How is MAC Diagnosed? Your physician may initially have difficulty recognizing the disease because the symptoms are so non-specific. Eventually, the diagnosis is made by a careful history and physical exam, obtaining a standard chest x-ray and perhaps a chest CT scan and then collecting sputum for the microbiology lab. MAC can be difficult to isolate and a bronchoscopy to collect secretions (and sometimes biopsies) may be required.
Does MAC have to be treated? Patients may have a progressive course (in one study 19% of patients) with worsening respiratory symptoms and even die from complications of the disease. Some patients are remarkably asymptomatic despite what looks to be severe disease on chest x-ray. The bottom line is we really don’t have a good way to predict the outcome of this disease for any particular patient.
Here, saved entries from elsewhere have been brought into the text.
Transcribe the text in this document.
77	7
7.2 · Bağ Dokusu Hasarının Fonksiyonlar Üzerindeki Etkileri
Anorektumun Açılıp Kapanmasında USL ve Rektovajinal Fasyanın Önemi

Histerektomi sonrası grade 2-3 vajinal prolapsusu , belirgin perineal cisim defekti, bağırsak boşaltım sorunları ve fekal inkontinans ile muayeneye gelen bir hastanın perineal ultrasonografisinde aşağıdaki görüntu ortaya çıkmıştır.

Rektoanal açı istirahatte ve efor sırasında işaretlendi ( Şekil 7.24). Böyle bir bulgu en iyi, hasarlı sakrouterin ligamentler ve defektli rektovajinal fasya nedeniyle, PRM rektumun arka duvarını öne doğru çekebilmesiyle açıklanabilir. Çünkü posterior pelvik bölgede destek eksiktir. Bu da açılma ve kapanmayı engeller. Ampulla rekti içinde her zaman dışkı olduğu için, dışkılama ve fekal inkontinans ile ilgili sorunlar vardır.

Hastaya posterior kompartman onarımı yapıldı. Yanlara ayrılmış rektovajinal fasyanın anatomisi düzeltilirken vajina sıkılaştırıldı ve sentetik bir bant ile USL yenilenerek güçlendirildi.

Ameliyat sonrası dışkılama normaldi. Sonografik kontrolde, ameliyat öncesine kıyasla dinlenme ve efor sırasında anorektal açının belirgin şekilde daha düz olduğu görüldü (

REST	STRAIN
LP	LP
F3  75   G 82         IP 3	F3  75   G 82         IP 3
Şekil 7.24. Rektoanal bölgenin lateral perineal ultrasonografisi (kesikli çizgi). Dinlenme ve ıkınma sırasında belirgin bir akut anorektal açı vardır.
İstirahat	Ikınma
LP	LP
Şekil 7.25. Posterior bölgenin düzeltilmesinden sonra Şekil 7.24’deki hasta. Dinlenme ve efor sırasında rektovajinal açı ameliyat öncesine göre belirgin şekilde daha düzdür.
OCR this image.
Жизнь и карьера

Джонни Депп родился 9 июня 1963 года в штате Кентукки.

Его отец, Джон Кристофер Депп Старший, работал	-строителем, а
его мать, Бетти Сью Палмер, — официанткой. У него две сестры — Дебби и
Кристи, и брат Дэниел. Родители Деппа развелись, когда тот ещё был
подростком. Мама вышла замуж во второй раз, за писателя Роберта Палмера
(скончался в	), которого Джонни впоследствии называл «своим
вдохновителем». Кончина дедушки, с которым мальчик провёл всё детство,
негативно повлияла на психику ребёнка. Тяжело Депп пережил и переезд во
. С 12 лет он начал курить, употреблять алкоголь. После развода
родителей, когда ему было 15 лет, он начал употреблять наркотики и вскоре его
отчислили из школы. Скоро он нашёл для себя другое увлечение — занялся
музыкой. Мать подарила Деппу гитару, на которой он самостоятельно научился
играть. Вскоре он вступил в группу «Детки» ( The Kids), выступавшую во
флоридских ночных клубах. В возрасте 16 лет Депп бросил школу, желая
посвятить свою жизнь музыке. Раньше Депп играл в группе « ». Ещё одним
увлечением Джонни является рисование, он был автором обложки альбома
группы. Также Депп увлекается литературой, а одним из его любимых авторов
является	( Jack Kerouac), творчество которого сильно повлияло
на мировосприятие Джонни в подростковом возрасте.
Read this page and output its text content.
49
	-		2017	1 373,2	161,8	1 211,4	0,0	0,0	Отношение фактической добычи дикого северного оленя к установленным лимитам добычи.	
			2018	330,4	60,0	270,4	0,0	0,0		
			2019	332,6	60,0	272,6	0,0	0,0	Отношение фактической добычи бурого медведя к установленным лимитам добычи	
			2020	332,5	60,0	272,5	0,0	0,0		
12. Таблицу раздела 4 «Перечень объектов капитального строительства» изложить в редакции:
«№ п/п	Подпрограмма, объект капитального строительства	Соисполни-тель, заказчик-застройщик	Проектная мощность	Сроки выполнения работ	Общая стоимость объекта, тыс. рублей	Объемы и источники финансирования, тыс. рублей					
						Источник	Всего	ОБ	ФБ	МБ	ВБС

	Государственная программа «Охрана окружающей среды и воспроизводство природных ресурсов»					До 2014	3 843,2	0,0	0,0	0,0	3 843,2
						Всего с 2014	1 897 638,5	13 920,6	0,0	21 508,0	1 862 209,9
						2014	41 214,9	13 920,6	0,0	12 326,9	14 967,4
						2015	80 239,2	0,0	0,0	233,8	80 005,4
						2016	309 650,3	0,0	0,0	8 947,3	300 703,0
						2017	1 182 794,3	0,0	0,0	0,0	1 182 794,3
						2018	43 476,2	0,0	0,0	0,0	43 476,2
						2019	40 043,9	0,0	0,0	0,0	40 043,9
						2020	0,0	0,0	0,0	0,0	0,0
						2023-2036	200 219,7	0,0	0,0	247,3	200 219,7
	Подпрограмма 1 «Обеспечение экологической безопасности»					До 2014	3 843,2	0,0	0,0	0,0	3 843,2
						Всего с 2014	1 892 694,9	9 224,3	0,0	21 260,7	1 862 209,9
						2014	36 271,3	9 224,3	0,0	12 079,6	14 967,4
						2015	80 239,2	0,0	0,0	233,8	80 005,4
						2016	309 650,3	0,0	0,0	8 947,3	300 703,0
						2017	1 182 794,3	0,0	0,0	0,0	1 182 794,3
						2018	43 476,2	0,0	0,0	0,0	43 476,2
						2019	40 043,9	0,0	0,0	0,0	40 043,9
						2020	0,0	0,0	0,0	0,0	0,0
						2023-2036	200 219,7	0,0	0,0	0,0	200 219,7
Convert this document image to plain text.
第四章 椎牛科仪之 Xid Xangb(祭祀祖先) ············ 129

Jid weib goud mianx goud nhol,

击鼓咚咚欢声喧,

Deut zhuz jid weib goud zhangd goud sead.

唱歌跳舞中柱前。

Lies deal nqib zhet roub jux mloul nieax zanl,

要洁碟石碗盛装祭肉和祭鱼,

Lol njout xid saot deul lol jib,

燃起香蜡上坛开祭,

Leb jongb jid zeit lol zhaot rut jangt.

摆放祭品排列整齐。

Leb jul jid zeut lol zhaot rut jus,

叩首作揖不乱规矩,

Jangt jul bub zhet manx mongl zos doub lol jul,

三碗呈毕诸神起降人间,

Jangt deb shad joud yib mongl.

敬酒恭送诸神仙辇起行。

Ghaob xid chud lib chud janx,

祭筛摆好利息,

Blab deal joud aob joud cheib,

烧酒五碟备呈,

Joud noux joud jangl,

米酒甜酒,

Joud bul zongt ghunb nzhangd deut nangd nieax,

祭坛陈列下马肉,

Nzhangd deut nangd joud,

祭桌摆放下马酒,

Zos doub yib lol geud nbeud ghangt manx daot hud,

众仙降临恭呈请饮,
How is MAC treated?: There is still much to learn about the treatment of MAC. Much of what we know comes from treating this bacteria in HIV patients, which may not necessarily be a the same disease. This is a bacteria that, like TB, requires several antibiotics over a prolonged treatment course to eradicate. Usually 3 drugs are used over many months or years (avg ~18 mos). Even though ≥ 90% of people who stay on the medications will have MAC cleared form there pulmonary secretions, there is no guarantee that the mycobacteria will not return at a later date. The biggest problems, however, are the side effects (see below) and the cost of these medications. At a recent check (10/2001) of the typical 3 drug regimen at DrugStore.com®, the monthly cost was $592 (for a ~150 lb person). Surgery (e.g., resection or collapse therapy) may play a role in the treatment of some patients with MAC lung disease. When surgery was initially proposed , drug treatment was much less effective and more surgeons were experienced with this type of surgery. At present, medical management should be considered the first line of management. Surgery may be useful in the following settings: Patients with localized disease, especially upper lobe cavitary disease or patients in whom drugs fail to convert the sputum cultures to negative after six months of continuous treatment. There are some investigational trials with novel treatments; ask your physician about what you may be eligible for.
What are the side effects of the medicines? The most common antibiotics used are usually: azithromycin (Zithromax) or clarithromycin (Biaxin), rifabutin (Mycobutin®) or rifampin (Rifadin®), ethambutol (Myambutal®), and streptomycin. Others less commonly used include clofazizime, ciprofloxacin or sparfloxacin or levofloxacin, ethionamide, and cycloserine. The most common side effects include:
Nausea, GI upset, headache, and skin rashes: any antibiotic
Low cell counts: rifabutin
Impaired visual acuity or color vision: ethambutol or rifabutin
Decreased renal function: streptomycin
Because some of these side effects won’t necessarily be noticed by the patient, periodic lab work must be drawn while on treatment to follow liver function and cell counts. Patients are encouraged to report any worrisome problems to their physician immediately.